Department of Computer Science, Stanford University, Stanford, CA, USA.
School of Computer and Communication Sciences, École Polytechnique Fédérale de Lausanne, Lausanne, Switzerland.
Nat Methods. 2022 Nov;19(11):1411-1418. doi: 10.1038/s41592-022-01651-8. Epub 2022 Oct 24.
Accurate cell-type annotation from spatially resolved single cells is crucial to understand functional spatial biology that is the basis of tissue organization. However, current computational methods for annotating spatially resolved single-cell data are typically based on techniques established for dissociated single-cell technologies and thus do not take spatial organization into account. Here we present STELLAR, a geometric deep learning method for cell-type discovery and identification in spatially resolved single-cell datasets. STELLAR automatically assigns cells to cell types present in the annotated reference dataset and discovers novel cell types and cell states. STELLAR transfers annotations across different dissection regions, different tissues and different donors, and learns cell representations that capture higher-order tissue structures. We successfully applied STELLAR to CODEX multiplexed fluorescent microscopy data and multiplexed RNA imaging datasets. Within the Human BioMolecular Atlas Program, STELLAR has annotated 2.6 million spatially resolved single cells with dramatic time savings.

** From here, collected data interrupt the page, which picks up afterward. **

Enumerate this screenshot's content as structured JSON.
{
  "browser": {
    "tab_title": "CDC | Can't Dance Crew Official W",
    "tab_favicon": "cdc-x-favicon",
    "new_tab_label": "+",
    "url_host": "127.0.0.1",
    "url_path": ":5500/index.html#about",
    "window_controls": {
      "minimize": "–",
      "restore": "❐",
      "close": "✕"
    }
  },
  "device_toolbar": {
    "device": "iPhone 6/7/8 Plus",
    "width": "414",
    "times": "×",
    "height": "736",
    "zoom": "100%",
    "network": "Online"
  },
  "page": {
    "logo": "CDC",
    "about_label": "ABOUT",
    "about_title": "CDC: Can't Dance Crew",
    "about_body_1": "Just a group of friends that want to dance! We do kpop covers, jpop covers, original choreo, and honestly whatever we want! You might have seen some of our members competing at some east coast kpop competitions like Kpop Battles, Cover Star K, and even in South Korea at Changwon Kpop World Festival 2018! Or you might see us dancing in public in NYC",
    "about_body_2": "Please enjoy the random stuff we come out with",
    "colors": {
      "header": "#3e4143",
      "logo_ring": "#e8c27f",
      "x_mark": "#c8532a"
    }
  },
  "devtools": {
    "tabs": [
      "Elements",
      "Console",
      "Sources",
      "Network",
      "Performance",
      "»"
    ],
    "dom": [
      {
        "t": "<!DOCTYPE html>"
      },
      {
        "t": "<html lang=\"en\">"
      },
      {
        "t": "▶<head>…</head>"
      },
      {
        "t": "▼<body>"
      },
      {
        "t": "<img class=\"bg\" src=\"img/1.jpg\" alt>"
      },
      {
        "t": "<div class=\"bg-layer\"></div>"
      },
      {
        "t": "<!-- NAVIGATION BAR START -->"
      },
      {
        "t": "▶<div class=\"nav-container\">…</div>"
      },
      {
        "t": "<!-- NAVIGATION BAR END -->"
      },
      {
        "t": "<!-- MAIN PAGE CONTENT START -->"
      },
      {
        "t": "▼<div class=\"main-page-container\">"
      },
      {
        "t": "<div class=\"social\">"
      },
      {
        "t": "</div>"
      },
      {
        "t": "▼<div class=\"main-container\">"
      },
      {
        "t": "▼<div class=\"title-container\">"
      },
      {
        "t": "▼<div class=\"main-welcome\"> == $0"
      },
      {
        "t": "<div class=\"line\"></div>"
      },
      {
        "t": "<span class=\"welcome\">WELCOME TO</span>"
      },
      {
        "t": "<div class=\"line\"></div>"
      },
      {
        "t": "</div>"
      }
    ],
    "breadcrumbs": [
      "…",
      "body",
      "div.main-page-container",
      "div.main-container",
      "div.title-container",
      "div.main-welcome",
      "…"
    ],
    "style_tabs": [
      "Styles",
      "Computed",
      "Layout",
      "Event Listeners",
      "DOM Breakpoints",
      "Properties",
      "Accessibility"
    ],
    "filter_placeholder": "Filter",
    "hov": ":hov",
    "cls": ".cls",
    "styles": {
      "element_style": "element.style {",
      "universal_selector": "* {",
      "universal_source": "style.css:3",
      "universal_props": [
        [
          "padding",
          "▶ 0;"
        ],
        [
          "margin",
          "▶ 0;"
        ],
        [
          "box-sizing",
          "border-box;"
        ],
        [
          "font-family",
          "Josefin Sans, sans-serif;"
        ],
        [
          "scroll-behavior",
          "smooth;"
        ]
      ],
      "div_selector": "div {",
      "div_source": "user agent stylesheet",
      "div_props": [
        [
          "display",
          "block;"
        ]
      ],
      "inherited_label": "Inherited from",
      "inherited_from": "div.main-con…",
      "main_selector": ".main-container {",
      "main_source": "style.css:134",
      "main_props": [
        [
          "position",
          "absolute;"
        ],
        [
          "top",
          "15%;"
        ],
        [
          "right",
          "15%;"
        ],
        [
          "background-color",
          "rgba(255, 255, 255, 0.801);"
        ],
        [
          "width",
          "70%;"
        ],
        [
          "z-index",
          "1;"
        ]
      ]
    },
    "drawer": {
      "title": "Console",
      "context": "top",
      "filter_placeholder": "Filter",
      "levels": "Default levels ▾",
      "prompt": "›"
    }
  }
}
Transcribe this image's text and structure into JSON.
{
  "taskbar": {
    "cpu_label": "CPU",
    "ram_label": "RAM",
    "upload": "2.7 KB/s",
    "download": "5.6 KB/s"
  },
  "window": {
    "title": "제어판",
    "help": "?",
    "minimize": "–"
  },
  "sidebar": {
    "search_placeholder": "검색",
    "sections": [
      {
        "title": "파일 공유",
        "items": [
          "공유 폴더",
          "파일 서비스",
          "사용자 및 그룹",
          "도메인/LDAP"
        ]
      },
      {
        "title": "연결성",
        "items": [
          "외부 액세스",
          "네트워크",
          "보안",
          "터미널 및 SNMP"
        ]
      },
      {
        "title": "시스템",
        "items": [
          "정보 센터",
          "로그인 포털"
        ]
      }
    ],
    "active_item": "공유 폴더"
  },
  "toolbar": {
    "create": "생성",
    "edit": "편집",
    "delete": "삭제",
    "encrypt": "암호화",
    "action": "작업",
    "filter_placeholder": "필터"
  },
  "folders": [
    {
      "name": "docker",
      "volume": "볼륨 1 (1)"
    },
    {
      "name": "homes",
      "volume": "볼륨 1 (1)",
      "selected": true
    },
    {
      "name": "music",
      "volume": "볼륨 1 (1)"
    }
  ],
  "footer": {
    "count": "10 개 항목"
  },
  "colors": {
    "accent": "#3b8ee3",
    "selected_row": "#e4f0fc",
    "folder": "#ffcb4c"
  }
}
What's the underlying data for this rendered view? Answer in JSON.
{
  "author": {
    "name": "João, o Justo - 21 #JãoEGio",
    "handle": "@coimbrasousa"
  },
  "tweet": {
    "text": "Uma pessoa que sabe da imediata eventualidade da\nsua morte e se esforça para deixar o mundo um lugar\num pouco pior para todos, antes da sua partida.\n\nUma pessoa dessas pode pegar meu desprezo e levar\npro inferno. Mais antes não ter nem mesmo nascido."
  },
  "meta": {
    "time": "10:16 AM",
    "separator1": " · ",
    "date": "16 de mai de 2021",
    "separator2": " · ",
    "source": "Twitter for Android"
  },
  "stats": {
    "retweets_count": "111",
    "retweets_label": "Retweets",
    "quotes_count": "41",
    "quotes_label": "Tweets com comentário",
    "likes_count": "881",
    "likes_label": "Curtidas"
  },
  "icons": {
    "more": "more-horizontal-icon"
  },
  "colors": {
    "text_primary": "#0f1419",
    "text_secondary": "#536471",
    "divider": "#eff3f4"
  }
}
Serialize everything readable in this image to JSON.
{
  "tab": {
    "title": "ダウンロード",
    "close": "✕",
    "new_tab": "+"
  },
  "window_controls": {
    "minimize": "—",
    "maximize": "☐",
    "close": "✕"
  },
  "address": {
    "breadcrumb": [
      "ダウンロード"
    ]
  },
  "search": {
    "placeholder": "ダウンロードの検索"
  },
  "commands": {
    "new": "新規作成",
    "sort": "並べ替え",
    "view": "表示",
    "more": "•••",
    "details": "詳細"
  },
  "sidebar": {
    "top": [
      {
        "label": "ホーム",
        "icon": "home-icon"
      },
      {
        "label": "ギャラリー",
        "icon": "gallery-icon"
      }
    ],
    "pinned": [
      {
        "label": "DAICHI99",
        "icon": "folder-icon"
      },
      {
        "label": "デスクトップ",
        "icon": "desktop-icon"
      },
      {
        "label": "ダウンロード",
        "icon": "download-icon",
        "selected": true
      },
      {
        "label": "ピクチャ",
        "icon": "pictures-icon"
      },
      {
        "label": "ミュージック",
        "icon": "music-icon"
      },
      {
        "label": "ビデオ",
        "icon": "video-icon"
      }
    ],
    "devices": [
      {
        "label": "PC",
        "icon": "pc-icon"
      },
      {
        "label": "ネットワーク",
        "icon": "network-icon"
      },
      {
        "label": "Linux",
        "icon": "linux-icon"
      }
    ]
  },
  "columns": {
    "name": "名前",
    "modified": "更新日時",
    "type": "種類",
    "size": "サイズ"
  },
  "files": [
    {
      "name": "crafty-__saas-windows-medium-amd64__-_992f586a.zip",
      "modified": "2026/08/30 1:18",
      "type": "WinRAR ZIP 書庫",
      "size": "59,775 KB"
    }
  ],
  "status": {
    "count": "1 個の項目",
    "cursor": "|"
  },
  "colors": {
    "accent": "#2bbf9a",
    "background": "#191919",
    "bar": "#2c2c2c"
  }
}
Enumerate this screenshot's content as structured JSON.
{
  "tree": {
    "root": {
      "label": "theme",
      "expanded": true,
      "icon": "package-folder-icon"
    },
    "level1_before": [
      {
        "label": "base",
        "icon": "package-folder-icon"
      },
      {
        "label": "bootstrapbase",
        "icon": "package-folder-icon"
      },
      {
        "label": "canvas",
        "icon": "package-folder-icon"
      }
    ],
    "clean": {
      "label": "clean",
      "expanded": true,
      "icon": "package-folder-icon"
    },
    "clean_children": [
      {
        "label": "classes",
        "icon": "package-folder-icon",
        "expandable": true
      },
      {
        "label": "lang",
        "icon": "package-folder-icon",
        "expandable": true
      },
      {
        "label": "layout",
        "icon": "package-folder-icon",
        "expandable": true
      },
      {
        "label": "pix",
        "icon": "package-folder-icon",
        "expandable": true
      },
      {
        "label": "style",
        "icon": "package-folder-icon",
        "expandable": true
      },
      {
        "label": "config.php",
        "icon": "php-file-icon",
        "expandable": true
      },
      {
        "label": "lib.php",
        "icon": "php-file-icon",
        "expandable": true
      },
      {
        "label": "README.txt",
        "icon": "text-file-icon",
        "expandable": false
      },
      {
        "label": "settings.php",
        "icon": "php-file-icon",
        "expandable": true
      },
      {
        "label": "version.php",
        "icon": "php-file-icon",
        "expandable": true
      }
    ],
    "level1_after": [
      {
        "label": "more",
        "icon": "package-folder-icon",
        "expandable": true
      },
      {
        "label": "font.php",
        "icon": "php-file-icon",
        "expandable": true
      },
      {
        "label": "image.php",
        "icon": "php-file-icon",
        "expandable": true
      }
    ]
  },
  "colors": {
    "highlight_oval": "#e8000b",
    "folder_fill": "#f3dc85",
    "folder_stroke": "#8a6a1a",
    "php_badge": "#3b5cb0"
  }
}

准确的细胞类型注释来自于空间分辨的单细胞,这对于理解组织功能的空间生物学至关重要。然而,目前用于注释空间分辨单细胞数据的计算方法通常基于为解离单细胞技术建立的技术,因此没有考虑空间组织。在这里,我们提出了 STELLAR,这是一种用于空间分辨单细胞数据集的细胞类型发现和识别的几何深度学习方法。 STELLAR 自动将细胞分配给注释参考数据集中存在的细胞类型,并发现新的细胞类型和细胞状态。 STELLAR 在不同的解剖区域、不同的组织和不同的供体之间转移注释,并学习能够捕获更高阶组织结构的细胞表示。我们成功地将 STELLAR 应用于 CODEX 多重荧光显微镜数据和多重 RNA 成像数据集。在人类生物分子图谱计划中,STELLAR 以显著的时间节省对 260 万个空间分辨的单细胞进行了注释。